Au lieu de faire un aller-retour dans cette vallée de l'Ahr, nous rejoignons la Kyll qui se jette dans la Moselle en 140 km, les paysages sont sauvages, le trafic cycliste est moindre, et, même pour descendre , il faut remonter : la piste cyclable n'avait pas toujours la place dans les enclaves. Le petit lutin qui vient s’asseoir sur la remorque du tandem, quant ça monte avait le sourire, nous, pas toujours ! Nous avons posé pied à terre quelques fois, et croisé un panneau danger descente à 25% , les freins  aussi ont été mis à contribution. L'ambiance fraîche des forêts, alternant avec des prairies et des cultures et ce relief marqué, nous ont conduit là, touchant  une  autre dimension de l'aventure : un peu plus seul face à soi-même, dans l'effort pour s'extraire des sentiers battus,  dans un paysage exceptionnel.
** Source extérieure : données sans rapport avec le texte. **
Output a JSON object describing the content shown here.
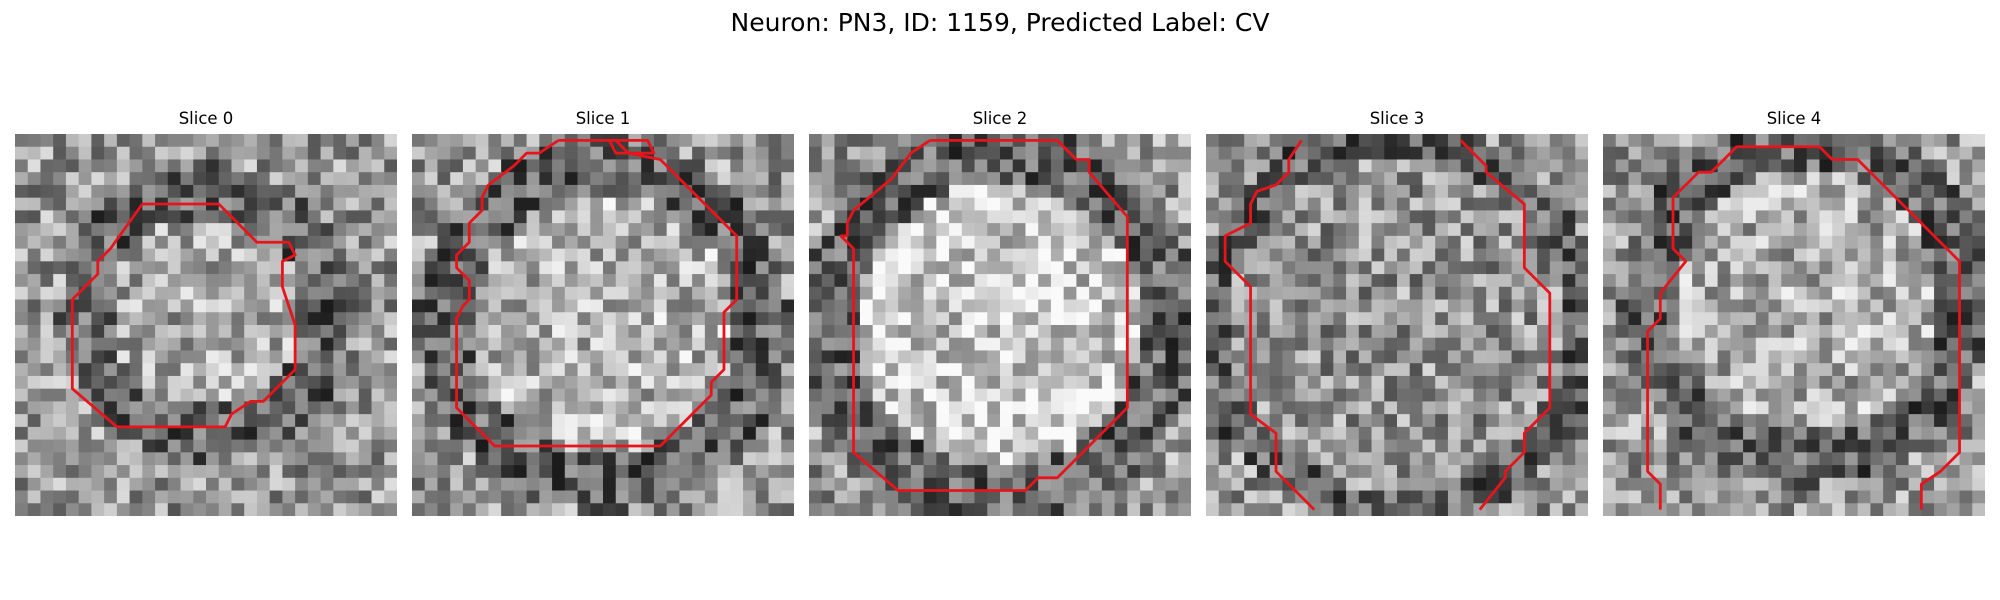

Quelques tunnels et ponds empruntés,  et  des magnifiques gares longées sont venues rappeler l' influence  de cette culture rhénane.        

 

Les retrouvailles avec la Moselle


vacances sans péage, sans radar, sans bouchon

Les beaux gazons, les arbres taillés en sucette, les maisons fleuries réjouissent notre gourmandise visuelle. Les soins apportés aux aménagements de l'habitat nous ont ravis. Une alternance très marquée, entre la place de la nature, de l'habitat et des activités industrielles, est renforcée par le fait qu'il n'y ait pas de zone de transition. 


Le delta du Rhin à Rotterdam est impressionnant à traverser : les grues et les bateaux participent à un paysage mouvent démesuré, et au pays des moulins, les éoliennes sont reines. La rencontre du Rhin et de la Mer du Nord ce fait sous l'angle de l'activité humaine du transport, et, avec nos 180 kilos tout chargé et nos près de 6 mètres de longueur, nous ne pouvons que nous sentir petit. Le vent a fait un rappel tonitruant avec quelques rafales à décorner les boeufs, notre drapeau de remorque s'est envolé. 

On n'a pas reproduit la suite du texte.